Although there haven’t yet been any 2011 independent expenditures in favor of the freshman congressman, nearly $95,000 was independently expended in 16 separate incidents in support of his 2010 candidacy, according to Federal Election Commission records.
House Majority PAC formed this year and has already raised more $800,000 this election cycle, much of it from wealthy donors like hedge fund manager Donald Sussman or unions like AFSCME, the American Federation of State, County and Municipal Employees (who chipped in $200,000), according to FEC records. The group has already spend more than half a million dollars targeting Republicans running for House seats across the country.
Open government advocates have criticized independent expenditure groups, which can now raise unlimited amounts of corporate and union money following last year’s Citizens United decision by the Supreme Court. Super PACs can not give directly to candidates or coordinate with campaigns.
Former Wisconsin Sen. Russ Feingold told Huffington Post at last month’s Netroots Nation conference that the Democratic Party was in danger of losing its “soul” if it relied on Super PACs — although the House Majority PAC hasn’t yet accepted any direct corporate donations.

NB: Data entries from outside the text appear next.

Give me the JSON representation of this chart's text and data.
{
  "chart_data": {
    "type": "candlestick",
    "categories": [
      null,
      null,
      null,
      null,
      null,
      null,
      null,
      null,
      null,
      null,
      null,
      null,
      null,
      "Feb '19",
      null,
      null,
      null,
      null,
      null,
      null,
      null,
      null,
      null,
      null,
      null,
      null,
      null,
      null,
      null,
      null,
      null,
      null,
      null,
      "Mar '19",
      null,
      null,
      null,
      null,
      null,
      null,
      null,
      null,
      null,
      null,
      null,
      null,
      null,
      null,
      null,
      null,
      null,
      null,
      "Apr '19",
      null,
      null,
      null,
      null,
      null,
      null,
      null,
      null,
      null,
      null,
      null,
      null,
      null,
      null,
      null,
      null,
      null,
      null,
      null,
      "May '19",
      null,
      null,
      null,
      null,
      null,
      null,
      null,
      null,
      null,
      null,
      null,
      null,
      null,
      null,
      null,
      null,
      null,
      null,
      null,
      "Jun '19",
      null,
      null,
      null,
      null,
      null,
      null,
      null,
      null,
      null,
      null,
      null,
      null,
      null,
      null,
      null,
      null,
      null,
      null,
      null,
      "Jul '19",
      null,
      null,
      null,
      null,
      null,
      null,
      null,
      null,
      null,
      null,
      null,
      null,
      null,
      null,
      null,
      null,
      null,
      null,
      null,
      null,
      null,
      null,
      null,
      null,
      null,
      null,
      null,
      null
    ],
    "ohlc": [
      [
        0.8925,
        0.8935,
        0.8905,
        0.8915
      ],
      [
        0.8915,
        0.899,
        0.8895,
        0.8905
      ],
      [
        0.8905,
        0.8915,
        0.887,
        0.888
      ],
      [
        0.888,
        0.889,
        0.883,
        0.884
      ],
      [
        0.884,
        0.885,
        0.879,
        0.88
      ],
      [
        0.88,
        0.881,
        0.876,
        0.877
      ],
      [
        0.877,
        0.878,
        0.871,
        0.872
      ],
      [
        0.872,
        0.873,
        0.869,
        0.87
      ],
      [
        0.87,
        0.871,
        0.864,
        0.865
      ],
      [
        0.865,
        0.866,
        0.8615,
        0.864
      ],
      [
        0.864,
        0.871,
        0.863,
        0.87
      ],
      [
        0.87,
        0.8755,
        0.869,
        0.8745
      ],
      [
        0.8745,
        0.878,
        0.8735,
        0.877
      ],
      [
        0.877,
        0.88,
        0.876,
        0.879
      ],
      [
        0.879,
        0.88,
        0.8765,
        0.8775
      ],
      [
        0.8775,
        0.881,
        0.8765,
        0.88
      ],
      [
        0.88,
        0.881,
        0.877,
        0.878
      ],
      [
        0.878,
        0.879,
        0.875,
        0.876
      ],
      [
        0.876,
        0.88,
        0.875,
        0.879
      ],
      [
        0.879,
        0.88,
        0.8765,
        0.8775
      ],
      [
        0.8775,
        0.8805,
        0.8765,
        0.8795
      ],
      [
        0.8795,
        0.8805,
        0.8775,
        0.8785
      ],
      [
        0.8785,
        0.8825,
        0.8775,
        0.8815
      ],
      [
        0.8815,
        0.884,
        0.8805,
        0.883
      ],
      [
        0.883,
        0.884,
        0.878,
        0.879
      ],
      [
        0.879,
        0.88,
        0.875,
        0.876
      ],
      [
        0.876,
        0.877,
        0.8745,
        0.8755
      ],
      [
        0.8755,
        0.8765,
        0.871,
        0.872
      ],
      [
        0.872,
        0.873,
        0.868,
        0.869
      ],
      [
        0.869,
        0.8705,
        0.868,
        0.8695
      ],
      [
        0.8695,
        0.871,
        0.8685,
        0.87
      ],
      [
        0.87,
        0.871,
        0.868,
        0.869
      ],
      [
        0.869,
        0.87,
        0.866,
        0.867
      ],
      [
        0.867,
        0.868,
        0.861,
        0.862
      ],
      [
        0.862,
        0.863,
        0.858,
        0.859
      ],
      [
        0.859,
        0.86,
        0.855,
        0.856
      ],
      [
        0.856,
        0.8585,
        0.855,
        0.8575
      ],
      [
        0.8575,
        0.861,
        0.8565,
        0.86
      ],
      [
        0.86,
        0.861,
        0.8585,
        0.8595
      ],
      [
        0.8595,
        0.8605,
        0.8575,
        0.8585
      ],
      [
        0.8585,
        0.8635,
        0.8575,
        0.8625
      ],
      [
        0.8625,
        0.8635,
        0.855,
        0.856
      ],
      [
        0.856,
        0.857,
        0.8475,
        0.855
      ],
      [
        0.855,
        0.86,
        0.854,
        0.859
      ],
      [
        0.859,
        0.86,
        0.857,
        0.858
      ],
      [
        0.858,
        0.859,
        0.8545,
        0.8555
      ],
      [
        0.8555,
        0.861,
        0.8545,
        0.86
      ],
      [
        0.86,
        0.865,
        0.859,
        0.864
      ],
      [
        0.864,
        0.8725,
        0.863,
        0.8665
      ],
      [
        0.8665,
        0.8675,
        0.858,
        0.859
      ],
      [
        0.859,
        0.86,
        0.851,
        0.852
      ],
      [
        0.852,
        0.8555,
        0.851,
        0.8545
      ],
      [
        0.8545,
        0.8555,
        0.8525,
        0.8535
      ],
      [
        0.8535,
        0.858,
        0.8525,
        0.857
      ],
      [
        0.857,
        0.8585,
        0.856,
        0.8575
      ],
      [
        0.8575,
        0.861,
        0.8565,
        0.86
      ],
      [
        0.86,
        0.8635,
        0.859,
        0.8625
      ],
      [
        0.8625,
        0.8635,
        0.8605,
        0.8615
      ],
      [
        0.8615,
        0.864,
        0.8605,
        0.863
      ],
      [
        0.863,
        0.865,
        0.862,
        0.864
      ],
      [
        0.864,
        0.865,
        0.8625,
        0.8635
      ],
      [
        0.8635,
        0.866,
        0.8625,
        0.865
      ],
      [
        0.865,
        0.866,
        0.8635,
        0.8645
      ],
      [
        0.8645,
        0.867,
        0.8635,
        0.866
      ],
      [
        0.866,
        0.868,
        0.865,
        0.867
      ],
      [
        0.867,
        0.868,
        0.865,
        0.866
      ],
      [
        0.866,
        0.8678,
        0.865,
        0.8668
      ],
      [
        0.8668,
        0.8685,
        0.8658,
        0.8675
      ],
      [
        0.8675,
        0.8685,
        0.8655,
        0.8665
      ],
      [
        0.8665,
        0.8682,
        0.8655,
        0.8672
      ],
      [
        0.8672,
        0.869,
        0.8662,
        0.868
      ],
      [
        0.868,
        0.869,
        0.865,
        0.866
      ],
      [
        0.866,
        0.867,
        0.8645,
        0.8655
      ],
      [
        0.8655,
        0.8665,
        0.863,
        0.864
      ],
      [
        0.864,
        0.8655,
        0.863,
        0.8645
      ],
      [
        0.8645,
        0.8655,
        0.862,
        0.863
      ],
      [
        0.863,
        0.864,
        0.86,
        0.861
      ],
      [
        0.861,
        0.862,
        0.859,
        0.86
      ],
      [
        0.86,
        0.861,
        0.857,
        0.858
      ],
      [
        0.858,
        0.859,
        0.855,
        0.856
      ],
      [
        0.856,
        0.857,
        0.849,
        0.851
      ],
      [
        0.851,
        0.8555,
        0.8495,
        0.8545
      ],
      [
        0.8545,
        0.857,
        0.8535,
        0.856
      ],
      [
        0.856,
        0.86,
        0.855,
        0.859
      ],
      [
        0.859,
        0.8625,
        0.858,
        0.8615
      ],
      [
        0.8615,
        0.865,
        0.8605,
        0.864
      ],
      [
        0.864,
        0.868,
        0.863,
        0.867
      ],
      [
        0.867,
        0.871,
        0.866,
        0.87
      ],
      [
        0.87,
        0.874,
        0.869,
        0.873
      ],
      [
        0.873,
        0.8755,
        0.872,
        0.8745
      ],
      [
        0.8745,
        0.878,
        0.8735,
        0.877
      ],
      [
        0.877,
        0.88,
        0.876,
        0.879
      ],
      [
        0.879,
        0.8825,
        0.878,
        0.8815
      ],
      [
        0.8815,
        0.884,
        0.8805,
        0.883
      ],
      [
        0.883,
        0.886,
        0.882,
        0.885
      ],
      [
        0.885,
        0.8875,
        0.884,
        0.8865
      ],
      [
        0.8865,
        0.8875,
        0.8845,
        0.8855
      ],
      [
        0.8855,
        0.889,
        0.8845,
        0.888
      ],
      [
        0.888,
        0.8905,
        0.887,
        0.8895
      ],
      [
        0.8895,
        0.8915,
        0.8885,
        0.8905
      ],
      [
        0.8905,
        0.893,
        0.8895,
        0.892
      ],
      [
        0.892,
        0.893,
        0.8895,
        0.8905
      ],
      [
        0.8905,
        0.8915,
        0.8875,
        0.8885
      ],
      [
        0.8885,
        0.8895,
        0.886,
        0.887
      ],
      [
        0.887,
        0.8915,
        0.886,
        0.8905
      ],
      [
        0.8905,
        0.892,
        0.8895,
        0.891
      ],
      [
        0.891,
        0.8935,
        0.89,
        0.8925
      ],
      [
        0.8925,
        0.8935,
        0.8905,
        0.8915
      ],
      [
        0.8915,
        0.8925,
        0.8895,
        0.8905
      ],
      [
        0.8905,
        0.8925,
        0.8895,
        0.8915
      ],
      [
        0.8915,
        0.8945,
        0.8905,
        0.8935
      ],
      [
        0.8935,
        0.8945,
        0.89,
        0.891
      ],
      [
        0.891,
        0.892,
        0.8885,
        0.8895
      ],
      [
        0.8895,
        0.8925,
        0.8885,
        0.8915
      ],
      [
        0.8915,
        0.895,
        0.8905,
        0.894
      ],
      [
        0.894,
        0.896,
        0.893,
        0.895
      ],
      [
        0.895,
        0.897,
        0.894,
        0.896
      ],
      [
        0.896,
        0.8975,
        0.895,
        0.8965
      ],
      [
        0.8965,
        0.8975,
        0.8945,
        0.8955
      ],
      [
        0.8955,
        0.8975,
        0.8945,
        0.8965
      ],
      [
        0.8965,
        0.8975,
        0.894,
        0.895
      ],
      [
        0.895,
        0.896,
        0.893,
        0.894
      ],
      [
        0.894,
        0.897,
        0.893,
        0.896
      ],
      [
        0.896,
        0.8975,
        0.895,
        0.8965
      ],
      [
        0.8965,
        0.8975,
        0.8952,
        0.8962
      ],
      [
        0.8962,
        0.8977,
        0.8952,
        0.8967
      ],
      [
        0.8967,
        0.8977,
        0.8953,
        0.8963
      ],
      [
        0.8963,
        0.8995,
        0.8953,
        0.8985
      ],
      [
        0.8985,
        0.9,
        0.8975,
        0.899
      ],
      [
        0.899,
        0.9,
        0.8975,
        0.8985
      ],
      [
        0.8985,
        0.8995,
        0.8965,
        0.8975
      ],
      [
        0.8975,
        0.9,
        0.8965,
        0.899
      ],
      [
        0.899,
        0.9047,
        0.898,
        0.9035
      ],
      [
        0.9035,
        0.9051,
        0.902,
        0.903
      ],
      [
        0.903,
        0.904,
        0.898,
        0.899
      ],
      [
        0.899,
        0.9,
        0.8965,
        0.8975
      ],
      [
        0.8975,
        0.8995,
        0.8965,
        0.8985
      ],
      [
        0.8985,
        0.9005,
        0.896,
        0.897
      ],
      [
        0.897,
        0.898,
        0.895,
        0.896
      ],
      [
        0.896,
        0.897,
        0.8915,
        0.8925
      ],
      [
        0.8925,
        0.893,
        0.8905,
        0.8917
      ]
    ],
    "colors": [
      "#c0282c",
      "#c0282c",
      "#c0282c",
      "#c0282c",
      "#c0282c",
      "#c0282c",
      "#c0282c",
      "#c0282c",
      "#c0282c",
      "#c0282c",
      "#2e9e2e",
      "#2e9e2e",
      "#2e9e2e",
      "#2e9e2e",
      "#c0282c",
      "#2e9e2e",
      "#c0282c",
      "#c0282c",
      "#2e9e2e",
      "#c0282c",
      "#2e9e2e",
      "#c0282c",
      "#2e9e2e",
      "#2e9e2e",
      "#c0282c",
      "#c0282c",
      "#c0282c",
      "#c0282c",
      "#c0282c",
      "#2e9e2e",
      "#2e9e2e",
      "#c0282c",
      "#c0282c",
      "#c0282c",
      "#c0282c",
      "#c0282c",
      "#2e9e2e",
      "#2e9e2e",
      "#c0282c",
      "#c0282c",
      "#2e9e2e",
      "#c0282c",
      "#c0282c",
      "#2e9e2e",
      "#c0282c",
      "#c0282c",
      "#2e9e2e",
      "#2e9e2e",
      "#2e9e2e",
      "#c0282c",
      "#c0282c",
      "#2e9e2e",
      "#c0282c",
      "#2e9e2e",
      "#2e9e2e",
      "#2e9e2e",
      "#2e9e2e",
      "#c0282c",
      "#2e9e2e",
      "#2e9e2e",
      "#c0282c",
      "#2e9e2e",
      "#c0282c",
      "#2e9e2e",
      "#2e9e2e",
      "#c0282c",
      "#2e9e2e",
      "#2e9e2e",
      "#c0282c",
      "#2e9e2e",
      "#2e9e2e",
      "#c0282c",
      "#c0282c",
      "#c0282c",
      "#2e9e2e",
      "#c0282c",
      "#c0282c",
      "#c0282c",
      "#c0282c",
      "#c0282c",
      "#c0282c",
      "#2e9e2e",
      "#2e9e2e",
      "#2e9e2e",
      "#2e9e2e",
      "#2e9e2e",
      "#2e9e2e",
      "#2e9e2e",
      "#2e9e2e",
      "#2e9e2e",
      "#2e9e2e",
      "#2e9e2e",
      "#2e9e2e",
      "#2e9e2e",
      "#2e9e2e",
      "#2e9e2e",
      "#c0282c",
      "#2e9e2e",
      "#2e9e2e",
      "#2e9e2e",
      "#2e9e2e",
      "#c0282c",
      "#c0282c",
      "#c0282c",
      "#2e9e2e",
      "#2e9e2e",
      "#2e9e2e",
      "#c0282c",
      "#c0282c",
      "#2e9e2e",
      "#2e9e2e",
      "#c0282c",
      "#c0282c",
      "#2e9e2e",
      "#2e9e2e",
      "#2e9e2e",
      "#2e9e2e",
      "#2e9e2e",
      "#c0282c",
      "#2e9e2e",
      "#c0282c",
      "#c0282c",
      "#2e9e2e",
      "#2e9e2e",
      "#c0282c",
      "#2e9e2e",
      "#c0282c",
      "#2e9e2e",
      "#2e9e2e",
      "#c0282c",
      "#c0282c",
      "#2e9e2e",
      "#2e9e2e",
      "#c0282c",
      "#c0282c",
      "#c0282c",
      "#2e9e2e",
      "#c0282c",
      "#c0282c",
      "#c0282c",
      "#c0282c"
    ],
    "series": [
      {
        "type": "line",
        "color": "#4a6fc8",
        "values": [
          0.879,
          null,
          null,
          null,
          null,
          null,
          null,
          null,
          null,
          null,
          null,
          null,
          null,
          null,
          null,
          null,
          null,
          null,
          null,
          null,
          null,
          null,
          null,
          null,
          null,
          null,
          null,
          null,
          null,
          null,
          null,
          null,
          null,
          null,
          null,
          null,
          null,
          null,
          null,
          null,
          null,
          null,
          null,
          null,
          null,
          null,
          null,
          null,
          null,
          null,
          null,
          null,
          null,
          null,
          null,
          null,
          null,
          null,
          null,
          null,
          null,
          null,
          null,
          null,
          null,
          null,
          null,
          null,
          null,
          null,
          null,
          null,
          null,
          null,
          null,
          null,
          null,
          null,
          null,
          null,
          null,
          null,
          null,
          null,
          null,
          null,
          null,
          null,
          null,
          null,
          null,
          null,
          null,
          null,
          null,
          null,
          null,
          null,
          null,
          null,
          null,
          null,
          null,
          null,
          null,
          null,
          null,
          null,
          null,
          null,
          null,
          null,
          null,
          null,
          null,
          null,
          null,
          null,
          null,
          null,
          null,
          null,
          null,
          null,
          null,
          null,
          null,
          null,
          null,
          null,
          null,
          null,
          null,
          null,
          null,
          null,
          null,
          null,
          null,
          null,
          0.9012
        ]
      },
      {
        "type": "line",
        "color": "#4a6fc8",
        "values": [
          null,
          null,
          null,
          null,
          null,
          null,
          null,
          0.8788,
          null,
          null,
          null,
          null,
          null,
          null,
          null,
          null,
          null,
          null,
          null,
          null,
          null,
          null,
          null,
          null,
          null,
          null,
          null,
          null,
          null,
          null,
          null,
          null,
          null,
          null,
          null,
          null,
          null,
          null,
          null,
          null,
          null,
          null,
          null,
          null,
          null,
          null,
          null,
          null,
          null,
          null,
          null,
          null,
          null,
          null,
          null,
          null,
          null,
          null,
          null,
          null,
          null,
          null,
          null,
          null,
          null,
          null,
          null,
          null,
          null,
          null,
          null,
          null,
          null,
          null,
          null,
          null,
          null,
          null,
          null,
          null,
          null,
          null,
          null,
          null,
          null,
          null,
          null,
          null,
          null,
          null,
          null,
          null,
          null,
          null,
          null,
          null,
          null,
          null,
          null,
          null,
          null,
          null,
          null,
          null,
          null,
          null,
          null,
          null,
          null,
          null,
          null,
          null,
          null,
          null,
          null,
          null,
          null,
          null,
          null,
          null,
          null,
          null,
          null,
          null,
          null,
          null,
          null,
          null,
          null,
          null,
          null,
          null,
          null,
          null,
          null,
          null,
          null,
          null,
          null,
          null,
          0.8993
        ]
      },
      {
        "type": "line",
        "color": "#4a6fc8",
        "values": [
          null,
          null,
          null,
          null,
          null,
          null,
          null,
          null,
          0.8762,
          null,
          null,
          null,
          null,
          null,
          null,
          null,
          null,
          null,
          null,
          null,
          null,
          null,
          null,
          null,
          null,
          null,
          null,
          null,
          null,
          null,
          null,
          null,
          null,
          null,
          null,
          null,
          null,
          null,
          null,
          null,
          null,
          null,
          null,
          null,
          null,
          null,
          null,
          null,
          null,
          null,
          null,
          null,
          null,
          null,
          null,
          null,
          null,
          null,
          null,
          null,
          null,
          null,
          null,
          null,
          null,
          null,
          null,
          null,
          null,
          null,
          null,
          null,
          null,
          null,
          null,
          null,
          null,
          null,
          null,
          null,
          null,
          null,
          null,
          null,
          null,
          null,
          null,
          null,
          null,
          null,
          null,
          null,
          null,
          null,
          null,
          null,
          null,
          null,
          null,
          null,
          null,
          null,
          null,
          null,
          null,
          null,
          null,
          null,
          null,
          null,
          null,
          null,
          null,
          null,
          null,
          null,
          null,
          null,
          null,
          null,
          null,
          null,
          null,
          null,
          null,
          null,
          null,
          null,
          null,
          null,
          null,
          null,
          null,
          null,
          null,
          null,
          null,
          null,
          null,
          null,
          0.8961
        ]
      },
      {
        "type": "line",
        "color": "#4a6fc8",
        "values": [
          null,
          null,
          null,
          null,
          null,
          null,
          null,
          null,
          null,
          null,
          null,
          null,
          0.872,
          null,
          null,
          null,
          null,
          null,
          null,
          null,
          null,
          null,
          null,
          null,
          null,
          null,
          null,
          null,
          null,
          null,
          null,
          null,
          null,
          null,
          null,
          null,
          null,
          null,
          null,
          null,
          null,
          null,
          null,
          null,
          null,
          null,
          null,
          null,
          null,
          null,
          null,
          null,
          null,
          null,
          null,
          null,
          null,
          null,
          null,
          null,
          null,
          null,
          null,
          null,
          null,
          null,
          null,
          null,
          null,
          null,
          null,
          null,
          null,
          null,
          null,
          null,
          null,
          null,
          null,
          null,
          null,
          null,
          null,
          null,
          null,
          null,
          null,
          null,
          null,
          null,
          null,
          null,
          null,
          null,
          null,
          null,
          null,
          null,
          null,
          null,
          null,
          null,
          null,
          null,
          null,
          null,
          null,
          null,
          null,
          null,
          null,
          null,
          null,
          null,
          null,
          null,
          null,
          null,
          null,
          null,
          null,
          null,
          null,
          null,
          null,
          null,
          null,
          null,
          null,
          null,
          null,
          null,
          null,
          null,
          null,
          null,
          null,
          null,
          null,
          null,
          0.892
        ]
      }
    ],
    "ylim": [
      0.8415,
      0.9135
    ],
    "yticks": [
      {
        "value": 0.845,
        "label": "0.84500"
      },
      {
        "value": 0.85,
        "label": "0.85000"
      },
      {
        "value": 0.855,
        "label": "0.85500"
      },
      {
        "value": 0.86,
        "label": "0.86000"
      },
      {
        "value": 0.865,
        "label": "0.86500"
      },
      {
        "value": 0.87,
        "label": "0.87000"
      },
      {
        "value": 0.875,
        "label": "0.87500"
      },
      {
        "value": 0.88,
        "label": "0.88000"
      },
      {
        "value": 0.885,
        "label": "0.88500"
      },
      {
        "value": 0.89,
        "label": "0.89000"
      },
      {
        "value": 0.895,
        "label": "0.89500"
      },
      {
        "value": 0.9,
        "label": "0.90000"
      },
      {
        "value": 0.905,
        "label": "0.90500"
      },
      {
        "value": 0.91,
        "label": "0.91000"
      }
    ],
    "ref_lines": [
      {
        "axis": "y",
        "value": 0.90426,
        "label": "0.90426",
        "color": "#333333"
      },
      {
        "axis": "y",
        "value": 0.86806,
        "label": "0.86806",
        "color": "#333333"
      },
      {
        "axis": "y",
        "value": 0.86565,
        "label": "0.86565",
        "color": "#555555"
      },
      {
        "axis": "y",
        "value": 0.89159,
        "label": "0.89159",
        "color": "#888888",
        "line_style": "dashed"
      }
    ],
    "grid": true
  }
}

Republican Super PACs like American Crossroads outspent Democrats in the 2010 election by more than $40 million, according to an analysis by the Sunlight Foundation. House Majority is one of a few Democratic Super PACs hoping to balance out that spending.
Comedian Stephen Colbert, who was recently granted approval to create his own Super PAC, told Politico that the Citizens United decision was right: “There should be unlimited corporate money, and I want some of it. I don’t want to be the one chump who doesn’t have any.”